HBZ disrupts CREB binding at a cellular CRE. (A) HBZ represses CREB transactivation from a minimal promoter carrying only the cellular CREs. The pminLuc-cellular CRE reporter plasmid (400 ng) was transfected into CEM T cells that were subsequently treated with forskolin (20 μM for 4 h) as indicated or dimethyl sulfoxide (carrier). pcDNA-HBZ-MycHis (400 ng) and pcDNA-HBZΔATG (400 ng) were cotransfected with the reporter plasmid as indicated.
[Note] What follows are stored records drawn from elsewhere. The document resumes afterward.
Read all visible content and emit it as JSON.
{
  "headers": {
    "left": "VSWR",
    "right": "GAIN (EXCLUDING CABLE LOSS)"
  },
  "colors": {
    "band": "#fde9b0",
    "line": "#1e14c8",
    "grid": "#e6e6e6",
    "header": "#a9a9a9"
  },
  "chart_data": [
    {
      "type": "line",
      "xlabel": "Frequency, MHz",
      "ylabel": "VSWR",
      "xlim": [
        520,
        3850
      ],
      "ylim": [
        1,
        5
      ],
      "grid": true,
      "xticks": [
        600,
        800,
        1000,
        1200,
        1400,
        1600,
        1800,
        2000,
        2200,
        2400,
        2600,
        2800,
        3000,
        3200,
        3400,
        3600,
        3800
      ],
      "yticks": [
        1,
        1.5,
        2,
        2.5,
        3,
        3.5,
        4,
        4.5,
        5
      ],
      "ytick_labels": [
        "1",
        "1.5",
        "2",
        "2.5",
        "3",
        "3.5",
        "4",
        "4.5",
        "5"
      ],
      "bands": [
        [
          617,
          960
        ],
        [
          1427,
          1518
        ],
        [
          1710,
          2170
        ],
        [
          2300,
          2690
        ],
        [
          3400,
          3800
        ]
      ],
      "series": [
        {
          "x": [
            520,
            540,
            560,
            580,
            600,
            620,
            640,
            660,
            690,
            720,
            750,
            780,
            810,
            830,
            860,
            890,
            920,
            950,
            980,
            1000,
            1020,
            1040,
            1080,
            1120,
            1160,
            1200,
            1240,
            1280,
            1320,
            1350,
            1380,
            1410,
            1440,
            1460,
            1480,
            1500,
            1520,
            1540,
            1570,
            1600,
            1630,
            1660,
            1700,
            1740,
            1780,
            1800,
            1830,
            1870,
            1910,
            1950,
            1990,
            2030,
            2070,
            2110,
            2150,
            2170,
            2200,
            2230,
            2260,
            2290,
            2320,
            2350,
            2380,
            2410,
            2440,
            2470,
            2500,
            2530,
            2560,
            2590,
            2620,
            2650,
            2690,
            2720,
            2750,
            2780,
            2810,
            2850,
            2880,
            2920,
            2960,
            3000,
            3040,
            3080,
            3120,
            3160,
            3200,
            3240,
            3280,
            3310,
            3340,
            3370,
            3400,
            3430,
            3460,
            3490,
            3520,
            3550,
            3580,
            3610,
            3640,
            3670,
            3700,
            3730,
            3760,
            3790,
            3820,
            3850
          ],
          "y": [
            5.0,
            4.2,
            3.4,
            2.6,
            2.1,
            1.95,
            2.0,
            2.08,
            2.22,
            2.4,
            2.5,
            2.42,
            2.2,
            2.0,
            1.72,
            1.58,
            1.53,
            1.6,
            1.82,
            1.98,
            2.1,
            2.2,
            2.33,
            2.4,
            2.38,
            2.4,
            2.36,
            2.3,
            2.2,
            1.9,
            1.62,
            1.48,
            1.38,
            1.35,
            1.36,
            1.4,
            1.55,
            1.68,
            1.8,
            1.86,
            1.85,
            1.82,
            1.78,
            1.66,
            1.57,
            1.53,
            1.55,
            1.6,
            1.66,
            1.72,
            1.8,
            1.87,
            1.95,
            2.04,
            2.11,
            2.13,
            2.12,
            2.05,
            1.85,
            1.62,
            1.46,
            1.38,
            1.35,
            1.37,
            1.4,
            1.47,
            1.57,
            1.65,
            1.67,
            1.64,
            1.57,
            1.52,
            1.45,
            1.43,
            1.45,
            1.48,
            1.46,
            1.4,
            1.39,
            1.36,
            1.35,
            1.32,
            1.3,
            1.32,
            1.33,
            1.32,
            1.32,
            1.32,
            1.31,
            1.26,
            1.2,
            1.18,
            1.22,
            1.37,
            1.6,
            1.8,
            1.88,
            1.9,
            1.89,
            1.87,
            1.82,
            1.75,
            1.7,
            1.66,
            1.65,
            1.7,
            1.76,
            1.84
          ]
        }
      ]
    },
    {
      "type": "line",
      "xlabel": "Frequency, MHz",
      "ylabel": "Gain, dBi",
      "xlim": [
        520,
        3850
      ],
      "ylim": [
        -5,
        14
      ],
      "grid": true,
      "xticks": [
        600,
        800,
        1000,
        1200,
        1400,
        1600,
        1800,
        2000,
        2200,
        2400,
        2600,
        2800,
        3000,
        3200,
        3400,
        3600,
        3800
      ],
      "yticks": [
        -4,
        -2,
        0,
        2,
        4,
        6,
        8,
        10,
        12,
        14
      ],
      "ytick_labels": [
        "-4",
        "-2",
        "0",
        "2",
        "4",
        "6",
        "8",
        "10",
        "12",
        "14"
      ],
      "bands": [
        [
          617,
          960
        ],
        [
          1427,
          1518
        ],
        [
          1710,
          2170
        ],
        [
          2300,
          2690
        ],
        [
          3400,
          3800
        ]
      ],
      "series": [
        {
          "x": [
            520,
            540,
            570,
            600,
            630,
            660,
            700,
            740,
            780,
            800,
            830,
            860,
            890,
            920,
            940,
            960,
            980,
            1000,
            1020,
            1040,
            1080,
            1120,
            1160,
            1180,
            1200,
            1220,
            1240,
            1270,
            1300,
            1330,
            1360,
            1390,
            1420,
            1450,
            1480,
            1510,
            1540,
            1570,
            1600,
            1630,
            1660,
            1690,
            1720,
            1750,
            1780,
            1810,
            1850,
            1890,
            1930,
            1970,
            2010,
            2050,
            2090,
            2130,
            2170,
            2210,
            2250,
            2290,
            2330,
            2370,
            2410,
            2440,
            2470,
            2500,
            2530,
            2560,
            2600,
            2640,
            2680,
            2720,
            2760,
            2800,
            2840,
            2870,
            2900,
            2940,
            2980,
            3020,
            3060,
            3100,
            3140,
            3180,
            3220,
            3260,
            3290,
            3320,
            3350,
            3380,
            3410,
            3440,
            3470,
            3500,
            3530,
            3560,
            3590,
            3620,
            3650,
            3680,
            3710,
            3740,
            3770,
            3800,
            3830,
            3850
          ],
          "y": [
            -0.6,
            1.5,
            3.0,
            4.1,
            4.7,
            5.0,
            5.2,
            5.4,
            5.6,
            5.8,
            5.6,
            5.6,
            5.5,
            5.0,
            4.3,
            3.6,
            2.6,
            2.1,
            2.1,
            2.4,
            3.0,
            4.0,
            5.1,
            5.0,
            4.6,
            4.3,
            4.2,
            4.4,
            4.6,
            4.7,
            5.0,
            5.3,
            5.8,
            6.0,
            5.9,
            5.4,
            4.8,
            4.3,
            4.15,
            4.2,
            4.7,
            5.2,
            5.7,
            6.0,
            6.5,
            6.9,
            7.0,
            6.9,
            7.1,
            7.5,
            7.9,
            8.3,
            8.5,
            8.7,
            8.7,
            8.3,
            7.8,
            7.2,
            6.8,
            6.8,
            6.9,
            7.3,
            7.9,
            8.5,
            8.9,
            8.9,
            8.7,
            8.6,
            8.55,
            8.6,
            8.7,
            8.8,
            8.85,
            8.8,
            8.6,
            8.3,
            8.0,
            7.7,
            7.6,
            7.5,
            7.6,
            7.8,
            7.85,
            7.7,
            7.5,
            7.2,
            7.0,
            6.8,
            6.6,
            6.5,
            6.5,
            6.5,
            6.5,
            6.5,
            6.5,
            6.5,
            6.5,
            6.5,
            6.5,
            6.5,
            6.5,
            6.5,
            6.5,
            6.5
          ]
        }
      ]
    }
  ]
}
Reported values are the average luminescence from two experiments performed in duplicate and are representative of four independent experiments. The standard error is indicated. (B) HBZ-bZIP displaces CREB-bZIP from a cellular CRE. Binding reactions in lanes 1 to 14 contained 6 fmol of ³²P-labeled cellular CRE probe with 0.12 pmol of CREB-bZIP (lanes 2 to 5 and lanes 7 to 14). Reactions in lanes 3 to 5 also contained increasing amounts of HBZ-bZIP (0.6, 1.2, and 1.8 pmol). Reactions in lane 8 also contained 1.2 pmol of HBZ-bZIP, and lanes 9 to 11 also contained increasing amounts of HBZ-ΔbZIP (1.2, 1.8, and 2.4 pmol). An antibody directed against the bZIP domain of CREB (500 ng, lane 13) or an antibody against histone H3 (500 ng, lane 14) were also added in the reactions. The positions of the free probe and relevant protein-DNA complexes are labeled.